The New York Supreme Court, Appellate Division, has held that under New York law, an insurer had no duty to defend or indemnify a personal injury action in which the insured failed to provide notice of the claim during the policy period or the extended reporting period as is required under the claims-made-and-reported policy. The case is Certain Underwriters at Lloyd's London Subscribing to Policy No. PGIARK01449-05 v. Advance Tr. Co., Inc., 2020 N.Y. App. Div. LEXIS 6906.

Lloyd's London issued a claims-made-and-reported policy to Advance Transit Company with a policy period between October 30, 2016 to October 30, 2017. On May 30, 2017, Advance Transit Co. was sued in a personal injury action. The policy provided coverage for certain claims that were made and reported to Lloyd's London during the policy period or the extended reporting period, which extended 60 days past the expiration of the policy period.
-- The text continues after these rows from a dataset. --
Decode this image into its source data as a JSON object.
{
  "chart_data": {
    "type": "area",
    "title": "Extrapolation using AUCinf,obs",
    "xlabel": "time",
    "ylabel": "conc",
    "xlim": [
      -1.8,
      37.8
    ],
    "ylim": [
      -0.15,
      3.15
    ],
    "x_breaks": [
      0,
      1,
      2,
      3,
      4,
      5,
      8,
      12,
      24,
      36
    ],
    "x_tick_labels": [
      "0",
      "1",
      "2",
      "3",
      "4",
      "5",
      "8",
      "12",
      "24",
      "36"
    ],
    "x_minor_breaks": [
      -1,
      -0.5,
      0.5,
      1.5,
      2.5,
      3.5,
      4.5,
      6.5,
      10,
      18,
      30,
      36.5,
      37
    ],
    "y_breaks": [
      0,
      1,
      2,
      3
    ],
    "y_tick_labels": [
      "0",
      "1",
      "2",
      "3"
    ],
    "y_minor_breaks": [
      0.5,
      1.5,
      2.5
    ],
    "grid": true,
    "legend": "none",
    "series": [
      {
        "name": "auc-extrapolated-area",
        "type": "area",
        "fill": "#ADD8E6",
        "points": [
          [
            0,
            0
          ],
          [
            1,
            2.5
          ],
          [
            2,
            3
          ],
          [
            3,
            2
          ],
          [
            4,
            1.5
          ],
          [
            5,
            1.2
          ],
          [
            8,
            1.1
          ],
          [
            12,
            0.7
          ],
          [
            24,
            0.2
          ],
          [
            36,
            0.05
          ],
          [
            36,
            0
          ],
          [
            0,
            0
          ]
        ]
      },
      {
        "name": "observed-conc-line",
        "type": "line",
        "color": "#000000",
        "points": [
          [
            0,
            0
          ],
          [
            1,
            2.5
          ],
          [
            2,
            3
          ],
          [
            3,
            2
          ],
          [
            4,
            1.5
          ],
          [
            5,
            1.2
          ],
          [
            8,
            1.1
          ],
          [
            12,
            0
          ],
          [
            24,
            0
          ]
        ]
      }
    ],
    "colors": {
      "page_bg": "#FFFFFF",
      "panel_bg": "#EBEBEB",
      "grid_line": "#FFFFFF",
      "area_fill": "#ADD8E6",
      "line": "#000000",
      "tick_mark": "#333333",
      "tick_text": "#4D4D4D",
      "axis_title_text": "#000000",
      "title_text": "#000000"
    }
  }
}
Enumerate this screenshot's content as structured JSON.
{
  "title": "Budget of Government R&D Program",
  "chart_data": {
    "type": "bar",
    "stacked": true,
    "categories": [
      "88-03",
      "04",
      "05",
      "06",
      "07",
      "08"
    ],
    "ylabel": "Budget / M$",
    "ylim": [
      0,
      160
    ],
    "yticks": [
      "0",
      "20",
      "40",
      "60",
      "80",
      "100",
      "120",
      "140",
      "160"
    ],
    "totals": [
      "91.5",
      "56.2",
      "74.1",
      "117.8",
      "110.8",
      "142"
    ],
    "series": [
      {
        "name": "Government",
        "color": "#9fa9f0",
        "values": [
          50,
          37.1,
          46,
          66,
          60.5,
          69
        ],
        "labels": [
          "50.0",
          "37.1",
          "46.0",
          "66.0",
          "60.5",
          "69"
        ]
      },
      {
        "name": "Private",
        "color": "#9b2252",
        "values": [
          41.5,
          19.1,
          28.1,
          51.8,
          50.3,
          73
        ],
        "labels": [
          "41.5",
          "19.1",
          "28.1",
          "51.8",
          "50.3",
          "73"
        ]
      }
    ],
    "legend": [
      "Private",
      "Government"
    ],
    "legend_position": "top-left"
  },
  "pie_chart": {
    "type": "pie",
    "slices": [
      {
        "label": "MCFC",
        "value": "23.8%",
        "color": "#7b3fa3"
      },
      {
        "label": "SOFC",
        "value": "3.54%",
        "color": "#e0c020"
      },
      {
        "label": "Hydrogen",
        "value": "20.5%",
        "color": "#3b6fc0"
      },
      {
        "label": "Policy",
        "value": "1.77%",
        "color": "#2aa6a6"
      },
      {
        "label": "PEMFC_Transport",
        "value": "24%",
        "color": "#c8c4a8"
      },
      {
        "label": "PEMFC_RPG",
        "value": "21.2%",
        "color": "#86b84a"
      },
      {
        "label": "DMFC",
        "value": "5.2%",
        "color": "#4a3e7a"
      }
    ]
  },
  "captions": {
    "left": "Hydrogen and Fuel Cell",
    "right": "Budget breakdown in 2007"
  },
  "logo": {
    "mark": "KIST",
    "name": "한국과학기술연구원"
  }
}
Advance Transit Co. failed to notify Lloyd's of the personal injury action until January 8, 2018. Lloyd's denied coverage for the claim, basing the denial on the basis that the claim was not timely reported to the insurer.

In the ensuing coverage suit, Advance Transit argued that the claim should have been covered under the policy because it was reported during the policy period of the renewed policy. Advance also argued that, under New York Insurance Law § 3420 (a) (5), which provides that "[w]ith respect to a claims-made policy, however, the policy may provide that the claim shall be made during the policy period, any renewal thereof, or any extended reporting period," claims-made policies that are issued or delivered in New York must include a provision that claims arising during the policy period may be reported during the renewal policy period.

The trial court disagreed with Advance and granted Lloyd's motion for summary judgment, finding that the insured failed to provide timely notice. The court noted that the statute, which used "or" rather than "and," appeared to give insurers the option of requiring notice to be made during any or all of the three time periods provided. The court explained that a claims-made policy can set a definite time frame for reporting a claim, irrespective of prejudice, which can include "the policy period, any renewal thereof, or any extended reporting period."

On appeal, the New York Supreme Court, Appellate Division agreed with the trial court, holding that "[b]ased upon the plain and ordinary meaning of the term 'however' within § 3420(a)(5), a claims-made policy can set a definite time frame for reporting claims, irrespective of prejudice, which can include 'the policy period, any renewal thereof, or any extended reporting period."

The court held that the insurer did not have to provide defense or indemnification to the insured and was entitled to reimbursement from Advance Transit for expenses incurred in the defense because the insurer had defended under a reservation of the right to recoup those amounts in the event the claim was found to not be covered.

Editor's Note: Here is yet another example of how plain language can affect how a term applies in a given situation. Although the statute seemed to provide a broad reporting period, the "or" indicated to the court that, depending on the language of the policy, the reporting period could be all or any of the listed periods. Since the policy specifically stated that Advance had 60 days after the expiration of the policy to report the claim to Underwriters, the insurer had no obligation to defend or indemnify Advance for the claim.